Bagaimana membaca bisa membuat seseorang bersikap terbuka? Jelas. Membaca sesuatu topik atau subjek jelas agar kita mendapatkan sesuatu dari bahasan mengenai topik atau subjek itu. Ini berarti kita mendapatkan sesuatu. Kita bisa mendapatkan fakta-fakta, cerita, kisah, pengetahuan, pemahaman, imajinasi atau apa saya yang menambahkan sesuatu dalam diri kita. Bersikap terbuka lebih kepada 'bagaimana kita' daripada 'mendapatkan apa' dari subjek atau topik itu.
Tapi selain mendapatkan sesuatu, membaca menciptakan sesuatu yang lebih hebat lagi, yakni kita menjadi seperti apa, kita menjadi bagaimana.

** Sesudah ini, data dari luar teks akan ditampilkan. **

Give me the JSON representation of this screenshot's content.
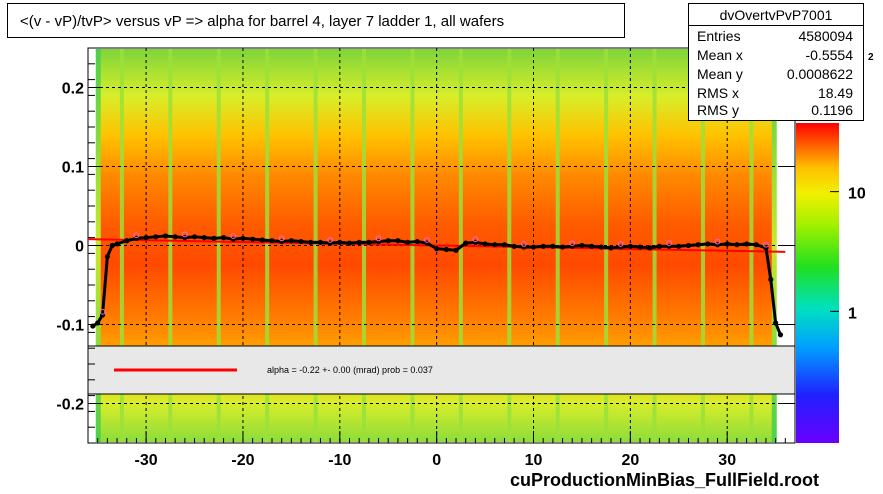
{
  "chart_data": {
    "type": "heatmap",
    "title": "<(v - vP)/tvP> versus   vP => alpha for barrel 4, layer 7 ladder 1, all wafers",
    "xlim": [
      -36,
      37
    ],
    "ylim": [
      -0.25,
      0.25
    ],
    "x_ticks": [
      -30,
      -20,
      -10,
      0,
      10,
      20,
      30
    ],
    "y_ticks": [
      0.2,
      0.1,
      0,
      -0.1,
      -0.2
    ],
    "x_tick_labels": [
      "-30",
      "-20",
      "-10",
      "0",
      "10",
      "20",
      "30"
    ],
    "y_tick_labels": [
      "0.2",
      "0.1",
      "0",
      "-0.1",
      "-0.2"
    ],
    "colorbar_ticks": [
      1,
      10
    ],
    "colorbar_tick_labels": [
      "1",
      "10"
    ],
    "colorbar_top_label": "10",
    "colorbar_top_exponent": "2",
    "grid": true,
    "profile_points": {
      "x": [
        -35.5,
        -35.0,
        -34.5,
        -34,
        -33.5,
        -33,
        -32,
        -31,
        -30,
        -29,
        -28,
        -27,
        -26,
        -25,
        -24,
        -23,
        -22,
        -21,
        -20,
        -19,
        -18,
        -17,
        -16,
        -15,
        -14,
        -13,
        -12,
        -11,
        -10,
        -9,
        -8,
        -7,
        -6,
        -5,
        -4,
        -3,
        -2,
        -1,
        0,
        1,
        2,
        3,
        4,
        5,
        6,
        7,
        8,
        9,
        10,
        11,
        12,
        13,
        14,
        15,
        16,
        17,
        18,
        19,
        20,
        21,
        22,
        23,
        24,
        25,
        26,
        27,
        28,
        29,
        30,
        31,
        32,
        33,
        34,
        34.5,
        35,
        35.5
      ],
      "y": [
        -0.102,
        -0.098,
        -0.088,
        -0.014,
        0.0,
        0.002,
        0.006,
        0.009,
        0.01,
        0.011,
        0.012,
        0.011,
        0.01,
        0.011,
        0.01,
        0.009,
        0.01,
        0.008,
        0.009,
        0.008,
        0.007,
        0.006,
        0.005,
        0.006,
        0.005,
        0.004,
        0.004,
        0.003,
        0.004,
        0.003,
        0.004,
        0.004,
        0.005,
        0.006,
        0.006,
        0.004,
        0.005,
        0.003,
        -0.004,
        -0.005,
        -0.006,
        0.003,
        0.004,
        0.002,
        0.001,
        0.001,
        -0.001,
        -0.002,
        -0.002,
        -0.001,
        -0.001,
        -0.002,
        -0.001,
        0.0,
        -0.001,
        -0.002,
        -0.003,
        -0.002,
        -0.001,
        -0.002,
        -0.003,
        -0.001,
        -0.001,
        -0.001,
        0.0,
        0.001,
        0.002,
        0.001,
        0.002,
        0.001,
        0.002,
        0.001,
        -0.003,
        -0.043,
        -0.098,
        -0.113
      ]
    },
    "fit_line": {
      "x": [
        -36,
        36
      ],
      "y": [
        0.008,
        -0.008
      ]
    },
    "fit_legend": "alpha =   -0.22 +-  0.00 (mrad) prob = 0.037",
    "footer": "cuProductionMinBias_FullField.root"
  },
  "stats": {
    "name": "dvOvertvPvP7001",
    "rows": [
      {
        "key": "Entries",
        "value": "4580094"
      },
      {
        "key": "Mean x",
        "value": "-0.5554"
      },
      {
        "key": "Mean y",
        "value": "0.0008622"
      },
      {
        "key": "RMS x",
        "value": "18.49"
      },
      {
        "key": "RMS y",
        "value": "0.1196"
      }
    ]
  },
  "colors": {
    "fit_line": "#ff0000",
    "points": "#000000",
    "markers_alt": "#ff66cc"
  }
}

Kalau kita mendapatkan fakta-fakta atau informasi atau pengetahuan atau pemahaman baru atau yang lebih mutakhir, tapi kita sendiri tidak berubah dan tidah berbuah dari hal yang kita dapatkan, hasilnya masih timpang.

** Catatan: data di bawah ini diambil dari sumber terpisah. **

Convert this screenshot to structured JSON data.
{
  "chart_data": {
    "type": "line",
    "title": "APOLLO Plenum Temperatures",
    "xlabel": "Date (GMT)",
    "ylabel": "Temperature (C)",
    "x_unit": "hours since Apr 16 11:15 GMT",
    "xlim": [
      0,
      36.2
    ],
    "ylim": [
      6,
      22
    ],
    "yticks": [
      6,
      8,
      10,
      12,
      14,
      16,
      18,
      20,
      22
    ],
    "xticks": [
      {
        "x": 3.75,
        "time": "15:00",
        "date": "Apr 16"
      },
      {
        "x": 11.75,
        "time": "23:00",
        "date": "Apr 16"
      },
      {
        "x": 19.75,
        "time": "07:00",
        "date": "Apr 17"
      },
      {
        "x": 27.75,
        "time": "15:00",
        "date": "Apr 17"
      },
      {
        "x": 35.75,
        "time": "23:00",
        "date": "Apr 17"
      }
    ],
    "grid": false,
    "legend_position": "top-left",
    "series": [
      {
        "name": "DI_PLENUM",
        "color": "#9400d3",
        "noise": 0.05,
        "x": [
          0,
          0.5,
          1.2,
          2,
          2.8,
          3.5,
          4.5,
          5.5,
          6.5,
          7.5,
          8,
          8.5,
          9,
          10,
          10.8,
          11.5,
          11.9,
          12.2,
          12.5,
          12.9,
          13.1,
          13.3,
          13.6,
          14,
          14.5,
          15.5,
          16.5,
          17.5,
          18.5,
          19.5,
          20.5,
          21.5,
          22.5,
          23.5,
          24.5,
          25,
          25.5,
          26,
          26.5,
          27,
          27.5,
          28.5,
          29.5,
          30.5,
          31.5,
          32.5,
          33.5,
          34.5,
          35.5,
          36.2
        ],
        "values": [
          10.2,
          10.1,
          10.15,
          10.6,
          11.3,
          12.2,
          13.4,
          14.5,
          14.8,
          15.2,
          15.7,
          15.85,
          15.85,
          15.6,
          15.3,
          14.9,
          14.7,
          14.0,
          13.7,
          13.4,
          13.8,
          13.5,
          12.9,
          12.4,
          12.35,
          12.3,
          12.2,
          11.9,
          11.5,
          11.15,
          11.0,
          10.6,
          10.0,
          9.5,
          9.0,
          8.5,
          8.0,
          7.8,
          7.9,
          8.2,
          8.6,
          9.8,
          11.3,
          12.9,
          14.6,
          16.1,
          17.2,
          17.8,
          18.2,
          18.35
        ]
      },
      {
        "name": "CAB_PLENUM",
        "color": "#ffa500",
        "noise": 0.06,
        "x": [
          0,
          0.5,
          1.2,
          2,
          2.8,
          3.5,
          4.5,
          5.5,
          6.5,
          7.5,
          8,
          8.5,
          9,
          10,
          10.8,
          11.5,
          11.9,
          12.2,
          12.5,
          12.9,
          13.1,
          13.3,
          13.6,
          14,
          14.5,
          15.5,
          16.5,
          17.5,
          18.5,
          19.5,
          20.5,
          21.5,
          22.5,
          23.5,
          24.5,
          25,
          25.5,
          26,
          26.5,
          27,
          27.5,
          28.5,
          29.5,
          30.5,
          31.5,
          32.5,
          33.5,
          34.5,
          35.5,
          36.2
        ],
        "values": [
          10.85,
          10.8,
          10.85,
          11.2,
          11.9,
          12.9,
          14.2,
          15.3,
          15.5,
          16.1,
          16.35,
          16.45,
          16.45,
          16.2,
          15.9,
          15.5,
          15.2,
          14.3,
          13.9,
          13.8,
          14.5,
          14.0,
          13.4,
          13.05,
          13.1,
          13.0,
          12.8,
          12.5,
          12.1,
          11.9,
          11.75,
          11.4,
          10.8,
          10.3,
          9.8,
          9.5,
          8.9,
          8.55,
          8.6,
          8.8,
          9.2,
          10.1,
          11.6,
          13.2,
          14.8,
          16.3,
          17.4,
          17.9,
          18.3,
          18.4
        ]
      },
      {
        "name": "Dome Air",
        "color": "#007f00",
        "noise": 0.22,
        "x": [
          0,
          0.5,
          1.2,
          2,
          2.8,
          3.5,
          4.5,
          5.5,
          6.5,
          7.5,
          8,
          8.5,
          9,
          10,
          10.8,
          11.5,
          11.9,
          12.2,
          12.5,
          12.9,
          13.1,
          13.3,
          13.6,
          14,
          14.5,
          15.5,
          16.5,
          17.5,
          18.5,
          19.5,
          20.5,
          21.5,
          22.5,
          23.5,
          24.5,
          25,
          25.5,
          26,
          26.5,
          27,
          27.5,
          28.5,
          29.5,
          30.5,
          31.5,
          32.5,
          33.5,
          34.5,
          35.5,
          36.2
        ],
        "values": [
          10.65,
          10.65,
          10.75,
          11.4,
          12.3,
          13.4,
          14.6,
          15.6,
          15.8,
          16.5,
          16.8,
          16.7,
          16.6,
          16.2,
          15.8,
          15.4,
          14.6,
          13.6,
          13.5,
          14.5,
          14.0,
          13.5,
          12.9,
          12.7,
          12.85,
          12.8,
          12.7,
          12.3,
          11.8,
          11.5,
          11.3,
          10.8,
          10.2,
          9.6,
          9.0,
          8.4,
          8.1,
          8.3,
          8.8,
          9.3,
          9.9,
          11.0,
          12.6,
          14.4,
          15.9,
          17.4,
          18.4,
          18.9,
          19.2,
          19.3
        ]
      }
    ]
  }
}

Saya masih ingat dengan pertanyaan beberapa sahabat kepada saya, yang intinya kira-kira begini, "Kita membaca karya-karya filsafat, untuk apa?" Ini pertanyaan menarik dan menggugah. Pertanyaan ini mengandaikan dan menunjuk kepada sesuatu apa yang kita dapatkan dari bacaan. Dalam membaca (bahkan mungkin dalam kehidupan manusia secara umum) jauh lebih penting kita menjadi bagaimana daripada mendapatkan apa.

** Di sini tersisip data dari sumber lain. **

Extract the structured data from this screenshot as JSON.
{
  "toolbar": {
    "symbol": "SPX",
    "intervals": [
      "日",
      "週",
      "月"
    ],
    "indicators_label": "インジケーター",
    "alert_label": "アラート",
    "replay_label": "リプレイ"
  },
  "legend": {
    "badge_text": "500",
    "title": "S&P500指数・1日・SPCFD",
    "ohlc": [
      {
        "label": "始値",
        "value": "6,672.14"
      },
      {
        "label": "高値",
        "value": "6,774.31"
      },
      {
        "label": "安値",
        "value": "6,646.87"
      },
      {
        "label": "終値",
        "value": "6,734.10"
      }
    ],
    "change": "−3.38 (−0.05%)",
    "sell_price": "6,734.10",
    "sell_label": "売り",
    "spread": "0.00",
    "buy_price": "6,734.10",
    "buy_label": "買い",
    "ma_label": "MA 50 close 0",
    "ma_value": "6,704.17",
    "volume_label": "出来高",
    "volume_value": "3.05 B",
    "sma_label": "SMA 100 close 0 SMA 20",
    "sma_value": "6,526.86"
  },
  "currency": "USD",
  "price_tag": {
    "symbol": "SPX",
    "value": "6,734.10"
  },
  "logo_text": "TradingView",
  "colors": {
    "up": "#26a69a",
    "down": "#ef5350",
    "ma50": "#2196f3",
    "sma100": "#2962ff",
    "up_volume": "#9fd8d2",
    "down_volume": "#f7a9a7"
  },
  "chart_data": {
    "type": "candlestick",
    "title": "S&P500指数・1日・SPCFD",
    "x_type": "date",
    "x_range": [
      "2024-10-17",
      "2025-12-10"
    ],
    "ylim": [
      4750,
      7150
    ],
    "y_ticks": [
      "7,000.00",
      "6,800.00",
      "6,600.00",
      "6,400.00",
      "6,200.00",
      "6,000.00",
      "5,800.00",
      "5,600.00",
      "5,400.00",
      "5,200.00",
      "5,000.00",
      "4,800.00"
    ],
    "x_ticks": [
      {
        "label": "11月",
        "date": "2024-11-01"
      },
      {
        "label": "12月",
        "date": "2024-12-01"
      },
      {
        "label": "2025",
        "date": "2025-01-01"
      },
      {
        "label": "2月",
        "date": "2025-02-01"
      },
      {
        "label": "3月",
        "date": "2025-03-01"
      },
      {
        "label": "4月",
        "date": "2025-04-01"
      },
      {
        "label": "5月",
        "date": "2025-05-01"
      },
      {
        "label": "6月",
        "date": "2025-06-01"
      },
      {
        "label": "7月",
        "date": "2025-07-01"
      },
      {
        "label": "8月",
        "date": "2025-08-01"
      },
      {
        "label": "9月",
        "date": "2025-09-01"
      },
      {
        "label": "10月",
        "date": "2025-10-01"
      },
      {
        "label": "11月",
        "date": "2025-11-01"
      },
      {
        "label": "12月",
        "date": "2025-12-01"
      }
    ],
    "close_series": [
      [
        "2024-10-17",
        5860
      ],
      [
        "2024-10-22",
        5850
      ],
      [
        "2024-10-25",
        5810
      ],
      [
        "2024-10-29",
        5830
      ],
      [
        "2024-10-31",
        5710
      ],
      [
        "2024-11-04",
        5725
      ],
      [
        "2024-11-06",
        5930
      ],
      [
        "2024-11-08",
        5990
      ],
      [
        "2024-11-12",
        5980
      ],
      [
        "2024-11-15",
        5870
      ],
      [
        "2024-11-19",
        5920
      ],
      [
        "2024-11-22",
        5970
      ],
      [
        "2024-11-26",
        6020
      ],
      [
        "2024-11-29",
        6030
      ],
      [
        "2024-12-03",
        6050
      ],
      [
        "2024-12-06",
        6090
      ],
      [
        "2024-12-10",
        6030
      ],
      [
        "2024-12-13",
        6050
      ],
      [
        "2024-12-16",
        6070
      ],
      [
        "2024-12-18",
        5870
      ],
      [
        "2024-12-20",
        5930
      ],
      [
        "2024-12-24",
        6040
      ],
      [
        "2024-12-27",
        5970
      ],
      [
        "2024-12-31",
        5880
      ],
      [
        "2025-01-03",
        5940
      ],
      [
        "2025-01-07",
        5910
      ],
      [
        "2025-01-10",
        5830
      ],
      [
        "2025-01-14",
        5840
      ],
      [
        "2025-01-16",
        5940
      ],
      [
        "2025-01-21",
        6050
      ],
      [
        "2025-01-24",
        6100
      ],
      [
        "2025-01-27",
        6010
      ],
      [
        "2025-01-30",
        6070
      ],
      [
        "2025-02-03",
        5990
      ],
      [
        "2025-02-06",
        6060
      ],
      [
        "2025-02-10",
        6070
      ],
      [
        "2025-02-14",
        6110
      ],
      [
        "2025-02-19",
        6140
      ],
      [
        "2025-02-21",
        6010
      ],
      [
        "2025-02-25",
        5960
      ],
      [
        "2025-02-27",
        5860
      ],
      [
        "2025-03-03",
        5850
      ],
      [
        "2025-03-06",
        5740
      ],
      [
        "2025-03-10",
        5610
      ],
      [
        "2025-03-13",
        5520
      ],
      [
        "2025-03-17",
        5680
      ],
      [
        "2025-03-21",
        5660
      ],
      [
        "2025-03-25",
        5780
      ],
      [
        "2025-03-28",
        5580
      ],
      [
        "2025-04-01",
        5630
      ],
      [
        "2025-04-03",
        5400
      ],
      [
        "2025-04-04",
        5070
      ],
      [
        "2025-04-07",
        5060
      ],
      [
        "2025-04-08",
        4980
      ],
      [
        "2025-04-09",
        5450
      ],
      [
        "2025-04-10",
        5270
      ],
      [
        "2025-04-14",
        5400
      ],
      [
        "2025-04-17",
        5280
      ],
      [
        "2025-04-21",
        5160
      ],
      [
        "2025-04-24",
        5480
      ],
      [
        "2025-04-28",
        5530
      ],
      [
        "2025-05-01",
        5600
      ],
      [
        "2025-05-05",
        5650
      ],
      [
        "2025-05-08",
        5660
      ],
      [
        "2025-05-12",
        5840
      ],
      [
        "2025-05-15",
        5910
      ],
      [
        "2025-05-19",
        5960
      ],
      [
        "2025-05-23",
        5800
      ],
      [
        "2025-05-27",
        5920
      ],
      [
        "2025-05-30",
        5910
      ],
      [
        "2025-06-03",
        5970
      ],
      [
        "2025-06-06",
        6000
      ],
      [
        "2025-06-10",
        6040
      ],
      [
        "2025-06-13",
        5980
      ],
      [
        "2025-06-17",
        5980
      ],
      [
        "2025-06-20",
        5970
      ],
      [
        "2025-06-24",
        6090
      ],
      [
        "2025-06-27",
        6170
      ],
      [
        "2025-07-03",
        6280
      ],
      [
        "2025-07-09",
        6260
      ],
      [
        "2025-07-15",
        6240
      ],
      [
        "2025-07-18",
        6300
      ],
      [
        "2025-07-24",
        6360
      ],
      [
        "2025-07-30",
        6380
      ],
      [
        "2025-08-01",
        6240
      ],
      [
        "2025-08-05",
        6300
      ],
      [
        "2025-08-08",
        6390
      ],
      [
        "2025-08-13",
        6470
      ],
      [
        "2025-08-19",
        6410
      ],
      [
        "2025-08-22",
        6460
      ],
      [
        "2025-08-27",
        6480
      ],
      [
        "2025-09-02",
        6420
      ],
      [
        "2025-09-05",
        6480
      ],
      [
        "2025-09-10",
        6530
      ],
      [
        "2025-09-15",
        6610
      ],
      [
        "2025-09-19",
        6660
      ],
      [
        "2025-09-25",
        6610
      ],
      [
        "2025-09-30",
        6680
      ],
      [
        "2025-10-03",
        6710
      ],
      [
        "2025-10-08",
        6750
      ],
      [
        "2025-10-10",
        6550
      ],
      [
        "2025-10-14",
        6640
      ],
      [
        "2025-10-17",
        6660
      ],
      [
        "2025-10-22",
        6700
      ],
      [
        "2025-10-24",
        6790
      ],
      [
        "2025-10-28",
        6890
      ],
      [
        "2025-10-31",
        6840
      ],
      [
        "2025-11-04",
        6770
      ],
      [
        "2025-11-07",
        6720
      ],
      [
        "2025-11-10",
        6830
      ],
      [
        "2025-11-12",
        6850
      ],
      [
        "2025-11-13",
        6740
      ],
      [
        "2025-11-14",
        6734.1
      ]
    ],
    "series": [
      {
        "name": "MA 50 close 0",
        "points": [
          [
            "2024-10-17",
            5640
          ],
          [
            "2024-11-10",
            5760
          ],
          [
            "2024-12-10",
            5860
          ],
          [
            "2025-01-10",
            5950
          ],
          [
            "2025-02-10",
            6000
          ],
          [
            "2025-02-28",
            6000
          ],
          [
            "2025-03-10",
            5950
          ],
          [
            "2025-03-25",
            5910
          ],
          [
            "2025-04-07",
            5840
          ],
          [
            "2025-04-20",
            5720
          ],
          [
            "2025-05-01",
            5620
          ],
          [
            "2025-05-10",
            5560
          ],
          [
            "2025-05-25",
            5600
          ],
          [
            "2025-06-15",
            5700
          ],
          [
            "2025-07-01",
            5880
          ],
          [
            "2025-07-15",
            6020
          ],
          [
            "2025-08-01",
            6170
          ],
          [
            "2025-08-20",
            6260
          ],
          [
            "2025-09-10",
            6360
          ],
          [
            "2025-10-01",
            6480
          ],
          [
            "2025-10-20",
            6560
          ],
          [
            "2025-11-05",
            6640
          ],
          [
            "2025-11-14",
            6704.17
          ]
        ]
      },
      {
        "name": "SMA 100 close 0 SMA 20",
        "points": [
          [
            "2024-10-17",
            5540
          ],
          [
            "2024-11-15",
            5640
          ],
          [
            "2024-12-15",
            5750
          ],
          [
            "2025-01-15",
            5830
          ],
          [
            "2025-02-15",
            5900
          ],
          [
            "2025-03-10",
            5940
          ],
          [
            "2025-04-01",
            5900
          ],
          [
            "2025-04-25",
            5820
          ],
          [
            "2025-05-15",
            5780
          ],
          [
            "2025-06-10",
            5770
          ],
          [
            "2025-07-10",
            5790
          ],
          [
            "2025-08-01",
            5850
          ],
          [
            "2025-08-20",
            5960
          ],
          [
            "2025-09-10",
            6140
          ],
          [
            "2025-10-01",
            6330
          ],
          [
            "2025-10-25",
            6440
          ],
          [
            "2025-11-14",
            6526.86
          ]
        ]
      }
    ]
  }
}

Dalam konteks yang lain, tapi masih berhubungan, Erich Fromm (1900 – 1980), seorang psikolog dan filsuf Jerman sudah mengusulkan gagasan itu menjadi To Have atau To Be yang mengakibatkan perbedaan besar menjadi antara having dan being. Satu hal yang diusulkan Fromm dengan gagasan itu adalah dengan mengumpulkan materi, uang, harta, benda apa pun; maka kita akan mendapatkan dan memperbanyak apa yang kita kumpulkan. Tapi itu tidak terlalu signifikan dibandingkan dengan menjadi bagaimana kita dengan hal yang telah kita kumpulkan itu.
Membaca karya-karya yang bernada atau bernuansa atau bermuatan filosofis, kita tentu mendapatkan sesuatu atau banyak hal yang sangat bermanfaat dalam pengetahuan, pemahaman, dan yang sejenis. Tapi membaca karya-karya filosofis jauh lebih indah dan menawan lagi tatkala kita menciptakan kita lebih kepada 'berpikir bagaimana' daripada 'memikirkan atau mendapatkan apa'.
:-)

"Sebagian buku hanya untuk dijilat, sebagian lagi untuk ditelan, tetapi sedikit sekali yang benar-benar dikunyah dan dicerna."